Penz13 is a German racing team established in 2009 that competes in international road racing on courses such as the Isle of Man TT, Macau Grand Prix, and the FIM Endurance World Championship. Its teams include the Penz13 Franks Autowelt and Penz13 BMW Motorrad.

== History ==
The team was formed in 2009 with rider Rico Penzkofer, aiming to introduce a BMW model to the competitive racing scene. They participated in the Macau Grand Prix in 2009, where Penzkofer achieved a fifth-place finish on the Guia Circuit in Macau.

In the FIM Endurance World Championship, they competed professionally with additional starts at the Tourist Trophy at the Isle of Man, the International North West 200 and the Macau Grand Prix.

In 2012, they secured the Endurance World Championship title in Stocksport class and fourth overall in the Superbike class in 2015 and 2017.

== International Road Racing ==
In 2015, Penz13 member Michael Rutter won a podium finish in the Macau Grand Prix. In 2016, Penz13 achieved a top five finish at the Isle of Man with Gary Johnson, and another win by Michael Rutter in Frohburg, Germay.

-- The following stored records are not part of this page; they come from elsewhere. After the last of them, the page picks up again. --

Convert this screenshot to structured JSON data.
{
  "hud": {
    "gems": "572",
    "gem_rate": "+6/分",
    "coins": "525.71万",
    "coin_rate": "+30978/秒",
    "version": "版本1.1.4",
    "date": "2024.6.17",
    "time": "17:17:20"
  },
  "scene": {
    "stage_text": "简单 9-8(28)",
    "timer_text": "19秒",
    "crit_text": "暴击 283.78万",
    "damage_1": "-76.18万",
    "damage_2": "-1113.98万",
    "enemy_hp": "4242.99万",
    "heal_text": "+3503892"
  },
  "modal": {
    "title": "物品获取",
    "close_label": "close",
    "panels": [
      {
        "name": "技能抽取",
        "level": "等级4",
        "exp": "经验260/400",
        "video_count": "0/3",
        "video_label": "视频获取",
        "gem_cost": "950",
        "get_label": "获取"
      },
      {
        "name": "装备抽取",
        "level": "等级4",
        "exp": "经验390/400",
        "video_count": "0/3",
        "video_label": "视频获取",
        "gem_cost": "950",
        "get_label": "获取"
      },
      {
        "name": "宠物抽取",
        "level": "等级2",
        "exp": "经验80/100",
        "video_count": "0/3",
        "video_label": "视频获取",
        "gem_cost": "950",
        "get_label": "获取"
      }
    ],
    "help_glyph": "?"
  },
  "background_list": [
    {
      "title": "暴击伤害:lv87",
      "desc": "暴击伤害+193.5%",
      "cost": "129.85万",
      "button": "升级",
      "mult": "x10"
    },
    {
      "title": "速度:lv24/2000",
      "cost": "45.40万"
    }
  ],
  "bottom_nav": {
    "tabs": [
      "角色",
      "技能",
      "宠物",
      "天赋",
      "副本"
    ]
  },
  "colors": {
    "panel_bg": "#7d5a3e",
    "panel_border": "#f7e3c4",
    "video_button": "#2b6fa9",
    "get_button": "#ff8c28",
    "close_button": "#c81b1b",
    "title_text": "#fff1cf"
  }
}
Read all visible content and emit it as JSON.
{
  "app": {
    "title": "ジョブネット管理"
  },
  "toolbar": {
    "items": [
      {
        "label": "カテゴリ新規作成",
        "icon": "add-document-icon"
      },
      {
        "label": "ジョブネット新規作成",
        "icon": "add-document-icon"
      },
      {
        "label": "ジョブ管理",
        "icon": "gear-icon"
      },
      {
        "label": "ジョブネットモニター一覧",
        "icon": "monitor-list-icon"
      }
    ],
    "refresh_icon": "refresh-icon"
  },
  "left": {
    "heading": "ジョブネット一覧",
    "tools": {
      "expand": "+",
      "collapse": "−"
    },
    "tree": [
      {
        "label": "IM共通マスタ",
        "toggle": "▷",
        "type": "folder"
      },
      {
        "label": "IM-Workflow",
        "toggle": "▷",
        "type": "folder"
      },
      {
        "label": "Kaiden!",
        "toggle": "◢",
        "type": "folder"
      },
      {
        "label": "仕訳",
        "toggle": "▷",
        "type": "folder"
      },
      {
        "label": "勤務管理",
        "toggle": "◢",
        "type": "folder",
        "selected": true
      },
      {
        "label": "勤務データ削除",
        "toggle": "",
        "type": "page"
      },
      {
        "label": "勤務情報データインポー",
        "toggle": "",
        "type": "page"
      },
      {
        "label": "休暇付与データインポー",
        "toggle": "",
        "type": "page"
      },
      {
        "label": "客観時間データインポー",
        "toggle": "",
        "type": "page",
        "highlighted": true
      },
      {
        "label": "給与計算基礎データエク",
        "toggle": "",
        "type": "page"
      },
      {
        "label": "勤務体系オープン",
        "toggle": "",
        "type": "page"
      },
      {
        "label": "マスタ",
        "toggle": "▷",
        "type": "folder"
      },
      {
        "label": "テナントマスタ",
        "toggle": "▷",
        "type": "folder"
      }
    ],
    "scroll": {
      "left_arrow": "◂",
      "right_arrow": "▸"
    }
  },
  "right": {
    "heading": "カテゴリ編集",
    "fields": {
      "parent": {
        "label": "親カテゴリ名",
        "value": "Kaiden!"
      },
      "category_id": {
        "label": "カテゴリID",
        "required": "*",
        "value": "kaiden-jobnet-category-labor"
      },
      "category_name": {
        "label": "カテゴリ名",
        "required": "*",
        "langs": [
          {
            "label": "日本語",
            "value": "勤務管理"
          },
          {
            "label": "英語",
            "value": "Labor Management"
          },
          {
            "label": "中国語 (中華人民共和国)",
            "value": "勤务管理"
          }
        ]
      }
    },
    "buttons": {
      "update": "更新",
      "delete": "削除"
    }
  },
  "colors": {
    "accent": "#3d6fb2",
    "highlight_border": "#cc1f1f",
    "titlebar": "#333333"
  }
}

The 2017 season's lineup of riders of Penz13 included Rutter, Dan Kneen, former Moto3 championship rider Danny Webb, and World Superbike rider Alessandro Polita. The 2017 Superstock TT race saw the team's first step onto the podium with Manxman Kneen's Top 5 finish in the SBK race.

In 2018, the team partnered with the Czech Corporation WEPOL and continued in the international road racing scene. Besides appearing in the International events such as the Isle of Man TT and Macau, the team competed in the International Road Racing Championship (IRRC) with a four-rider line up while contracting various wild card riders. The Penz13 squad won multiple awards during this event, with Danny Webb taking the championship crown in the IRRC Superbike Class and French rider Matthieu Lagrive winning multiple awards in the IRRC Sport Class. In addition to this, Czech rider Marek Cerveny placed fourth and British rider Jamie Coward placed sixth. Additionally, Davey Todd, Daley Mathison, Dan Kruger, Derek Sheils and Martin Jessopp took various wildcards in Imatra, Finland, Frohburg, and Macau.

Later that year, Davey Todd won the IRRC Superbike championship with two races left in the calendar.

== FIM Endurance World Championship ==
The team debuted in the FIM Endurance World Championship in the FIM World Cup in 2010, received the runner-up position in 2011, and won in 2012. The Penz13 squad entered the Superbike Class in 2015 and compared in the following year including pole position at the 24 Heures Motos in Le Mans in 2016.

In 2018, after ten years of working with BMW, the team partnered with Yamaha to receive the R1 as their bike for the following season. However, switching manufacturers caused the team lineup to change. Danny Webb remained with the team, while South African Sheridan Morais, French EWC champion Matthieu Lagrive, and lastly Ex-Moto GP rider Michael Laverty were brought in for the new lineup. The 2018 season started with another podium finish in 3rd position finish as well as two 4th place awards. As of 2018, the team took 3rd in the overall FIM EWC championship after three out of five rounds.